# Lightroom CC  ne liste pas iCloud Drive



## roquebrune (26 Octobre 2018)

Bonjour

J'ai des quantités de photos dans un dossier d' iCloud Drive et Lightroom CC ne semble pas avoir d' option d'importation depuis les dossiers d' iCloud Drive, comment est ce possible alors que pratiquement toutes les app mineures ont cette option ?


----------



## Chris K (26 Octobre 2018)

Tu as une option d’import, depuis Lightroom, via l’application Fichiers qui te permet de te balader entre autre dans ton espace iCloud.


----------



## roquebrune (26 Octobre 2018)

Chris K a dit:


> Tu as une option d’import, depuis Lightroom, via l’application Fichiers qui te permet de te balader entre autre dans ton espace iCloud.

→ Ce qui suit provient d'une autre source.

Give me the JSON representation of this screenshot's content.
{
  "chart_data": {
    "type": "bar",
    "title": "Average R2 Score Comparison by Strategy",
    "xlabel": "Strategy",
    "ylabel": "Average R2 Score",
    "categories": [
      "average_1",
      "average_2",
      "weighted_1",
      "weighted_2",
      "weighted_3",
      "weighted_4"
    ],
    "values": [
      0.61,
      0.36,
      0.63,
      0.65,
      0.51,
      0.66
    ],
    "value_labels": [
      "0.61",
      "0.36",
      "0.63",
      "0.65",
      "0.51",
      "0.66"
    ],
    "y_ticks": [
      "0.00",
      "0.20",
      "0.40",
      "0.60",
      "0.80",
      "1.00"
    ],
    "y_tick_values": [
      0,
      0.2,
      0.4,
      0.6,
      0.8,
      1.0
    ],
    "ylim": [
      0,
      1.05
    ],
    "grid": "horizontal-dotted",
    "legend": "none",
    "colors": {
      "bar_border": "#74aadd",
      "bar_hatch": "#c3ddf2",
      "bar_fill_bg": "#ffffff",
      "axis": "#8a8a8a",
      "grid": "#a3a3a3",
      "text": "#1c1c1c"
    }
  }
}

j' ai beau chercher je trouve pas cette option, je suis dans fichier ou dans lightroom pour la trouver ?  je voudrais importer un dossier entier avec des centaines de photos

merci


----------



## Chris K (26 Octobre 2018)

roquebrune a dit:


> j' ai beau chercher je trouve pas cette option, je suis dans fichier ou dans lightroom pour la trouver ?  je voudrais importer un dossier entier avec des centaines de photos
> 
> merci



Dans Lightroom, le menu au 3 petits points en haut à droite : il y a un sous menu « Ajouter des photos > Depuis Fichiers ». Si ça se trouve, en plus, il est peut-être possible de glisser un ensemble de photos directement sur Lightroom depuis l’application Fichiers (mais j’ai pas testé).


----------



## roquebrune (26 Octobre 2018)

ha ca y est !  merci


----------